Hai. So recently I got sick of having to rotate in 2x2 solves and decided to generate algs to solve EG-1 cases with the bar on the left instead of the back. So now there shouldn't be any need to rotate. Here are the algs

There are still a few algs missing. Because everything I have genned is absolute trash. So if you can find a nice alg, let me know.


----------



## RCTACameron (Mar 7, 2014)

I guess this sub-method could be useful for you... just not for anyone else.


----------



## Weston (Mar 7, 2014)

So if the bar is on the front or right do you cancel into R2F2R2?


----------



## ottozing (Mar 7, 2014)

Nah I think you just do a y2 before doing the face (That's what I'd do anyway).


----------



## Weston (Mar 7, 2014)

Oh I'm dumb.


----------



## scottishcuber (Mar 7, 2014)

Weston said:


> So if the bar is on the front or right do you cancel into R2F2R2?



I do this for no-swap pi + block in front. So I do (R' F R2 U' R2' F R)(R2 F2 R2) which becomes R' F R2 U' R2' F R' F2 R2 - but I do this when the angle suits and also if it gives me an auf skip.

I think I do a bit on block on right as well.


----------



## Weston (Mar 7, 2014)

scottishcuber said:


> I do this for no-swap pi + block in front. So I do (R' F R2 U' R2' F R)(R2 F2 R2) which becomes R' F R2 U' R2' F R' F2 R2 - but I do this when the angle suits and also if it gives me an auf skip.
> 
> I think I do a bit on block on right as well.


I did this one officially lol


----------



## Coolster01 (Mar 7, 2014)

So what would be recommended first - this or TCLL?


----------



## BrianJ (Mar 7, 2014)

My question is should I learn this or regular EG-1. I average 3.5ish.


----------



## scottishcuber (Mar 7, 2014)

Coolster01 said:


> So what would be recommended first - this or TCLL?



TCLL first. Because until then you can get by by rotating and doing normal EG1



CubeCube said:


> My question is should I learn this or regular EG-1. I average 3.5ish.



EG1 * has better algs at the moment; I think you should just start with block in back.*


----------



## DrKorbin (Mar 7, 2014)

Ok, cool. So when will you learn 3674160 algorithms for 2x2x2?


----------



## Stefan (Mar 7, 2014)

DrKorbin said:


> Ok, cool. So when will you learn 3674160 algorithms for 2x2x2?



Don't be ridiculous.

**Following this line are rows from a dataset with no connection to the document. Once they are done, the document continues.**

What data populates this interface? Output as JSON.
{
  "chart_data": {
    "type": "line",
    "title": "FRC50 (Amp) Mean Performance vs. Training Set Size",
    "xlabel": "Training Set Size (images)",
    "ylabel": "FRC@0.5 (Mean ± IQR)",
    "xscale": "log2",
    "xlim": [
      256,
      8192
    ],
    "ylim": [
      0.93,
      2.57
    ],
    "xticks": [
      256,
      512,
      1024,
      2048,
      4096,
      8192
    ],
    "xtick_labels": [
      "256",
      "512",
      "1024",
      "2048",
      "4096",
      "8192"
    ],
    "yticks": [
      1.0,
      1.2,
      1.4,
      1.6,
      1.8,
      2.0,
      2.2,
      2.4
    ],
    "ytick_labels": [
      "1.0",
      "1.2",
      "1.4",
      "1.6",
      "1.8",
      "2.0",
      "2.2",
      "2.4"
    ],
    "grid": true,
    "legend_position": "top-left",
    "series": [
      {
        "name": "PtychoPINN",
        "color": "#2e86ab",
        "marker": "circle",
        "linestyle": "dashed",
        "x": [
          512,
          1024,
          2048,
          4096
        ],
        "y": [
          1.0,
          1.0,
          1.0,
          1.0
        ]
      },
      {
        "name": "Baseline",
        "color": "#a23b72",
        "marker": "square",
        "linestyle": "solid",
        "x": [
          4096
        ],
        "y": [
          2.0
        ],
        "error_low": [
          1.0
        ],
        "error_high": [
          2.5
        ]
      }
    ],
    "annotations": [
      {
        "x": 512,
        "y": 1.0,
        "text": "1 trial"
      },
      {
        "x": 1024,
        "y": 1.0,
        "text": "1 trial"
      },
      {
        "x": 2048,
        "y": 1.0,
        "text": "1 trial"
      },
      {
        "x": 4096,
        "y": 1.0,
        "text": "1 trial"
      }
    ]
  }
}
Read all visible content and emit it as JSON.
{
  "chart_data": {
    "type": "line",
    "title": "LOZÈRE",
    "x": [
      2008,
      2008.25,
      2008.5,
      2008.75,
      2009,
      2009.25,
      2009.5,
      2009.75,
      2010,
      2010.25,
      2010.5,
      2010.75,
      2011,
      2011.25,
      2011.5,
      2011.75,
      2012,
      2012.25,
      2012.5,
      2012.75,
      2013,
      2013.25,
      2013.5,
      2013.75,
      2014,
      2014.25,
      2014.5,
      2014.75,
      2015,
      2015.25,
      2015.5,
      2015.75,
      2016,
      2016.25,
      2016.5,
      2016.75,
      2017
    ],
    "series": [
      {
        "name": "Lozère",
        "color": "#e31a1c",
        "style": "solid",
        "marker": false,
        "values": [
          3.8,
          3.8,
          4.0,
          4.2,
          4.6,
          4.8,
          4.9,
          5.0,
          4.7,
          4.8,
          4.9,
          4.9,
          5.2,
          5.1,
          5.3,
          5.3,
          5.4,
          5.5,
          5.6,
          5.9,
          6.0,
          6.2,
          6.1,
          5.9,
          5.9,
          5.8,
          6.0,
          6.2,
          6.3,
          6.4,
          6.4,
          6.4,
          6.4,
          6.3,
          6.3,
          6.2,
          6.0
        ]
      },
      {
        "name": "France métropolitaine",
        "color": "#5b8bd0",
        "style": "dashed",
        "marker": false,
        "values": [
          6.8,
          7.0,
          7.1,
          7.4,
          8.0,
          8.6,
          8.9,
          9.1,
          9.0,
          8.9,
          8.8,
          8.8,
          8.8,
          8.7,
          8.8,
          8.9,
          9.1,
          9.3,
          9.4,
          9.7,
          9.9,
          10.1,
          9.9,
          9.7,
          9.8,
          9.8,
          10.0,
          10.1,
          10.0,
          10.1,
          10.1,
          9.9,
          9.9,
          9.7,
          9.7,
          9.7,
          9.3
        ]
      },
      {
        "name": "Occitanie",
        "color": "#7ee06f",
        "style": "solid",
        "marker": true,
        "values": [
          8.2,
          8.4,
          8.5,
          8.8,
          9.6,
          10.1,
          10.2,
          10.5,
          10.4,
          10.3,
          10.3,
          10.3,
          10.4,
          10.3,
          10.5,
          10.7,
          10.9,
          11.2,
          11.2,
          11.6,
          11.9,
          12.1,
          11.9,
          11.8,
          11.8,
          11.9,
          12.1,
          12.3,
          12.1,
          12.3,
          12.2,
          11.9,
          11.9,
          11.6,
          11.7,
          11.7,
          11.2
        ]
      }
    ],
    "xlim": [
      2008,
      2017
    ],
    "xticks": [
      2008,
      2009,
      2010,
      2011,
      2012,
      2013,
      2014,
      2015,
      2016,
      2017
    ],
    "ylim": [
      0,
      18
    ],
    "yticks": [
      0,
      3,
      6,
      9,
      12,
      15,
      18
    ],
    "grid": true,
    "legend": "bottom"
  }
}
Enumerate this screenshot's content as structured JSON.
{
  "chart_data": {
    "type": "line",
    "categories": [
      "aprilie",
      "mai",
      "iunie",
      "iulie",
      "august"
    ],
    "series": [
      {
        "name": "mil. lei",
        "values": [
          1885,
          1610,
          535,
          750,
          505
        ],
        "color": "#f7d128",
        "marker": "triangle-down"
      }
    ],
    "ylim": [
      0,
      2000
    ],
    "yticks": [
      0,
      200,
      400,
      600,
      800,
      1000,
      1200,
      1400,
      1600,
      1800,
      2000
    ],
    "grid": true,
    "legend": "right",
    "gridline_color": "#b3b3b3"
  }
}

About 150000 should be enough (thanks to symmetries).


----------



## TDM (Mar 7, 2014)

Stefan said:


> Don't be ridiculous. About 150000 should be enough (thanks to symmetries).


lol... you can make it even less algs if you can do inverses.


----------



## Athefre (Mar 7, 2014)

My non-matching EG uses bar on left. Same cases and algs of course.

http://www.speedsolving.com/forum/showthread.php?37073-2x2-Pseudo-Solving-Improving-CLL-and-EG

Look through the site I linked in the topic. Maybe you'll find algs you like.


----------



## BrianJ (Mar 7, 2014)

Thanks! I think it is cool that you broke a WR at your first comp!


----------



## muchacho (Aug 30, 2015)

There is a missing alg for a T case on http://www.cyotheking.com/leg1/

I found this one:
U F2 L2 F' U2 F U2 F U F2

Anyone knows a better one?

The algs from that page have been improved or are still considered not very good?


----------



## 2180161 (Aug 30, 2015)

Nice! yeah, I do agree there are a large amount of algs that are not that great, but they should suffice. for most people. excluding me.


----------



## muchacho (Aug 30, 2015)

Maybe this one is a bit better for that case:
L U L U' R U R' U' F2 U2 L


----------



## Kurainu17 (Aug 30, 2015)

muchacho said:


> Anyone knows a better one?



F R F' R' F R2 F' U R' U R


----------



## muchacho (Aug 31, 2015)

Thanks!

How is that one executed? like x U R U' R' U R2 U' x' U R' U R?


----------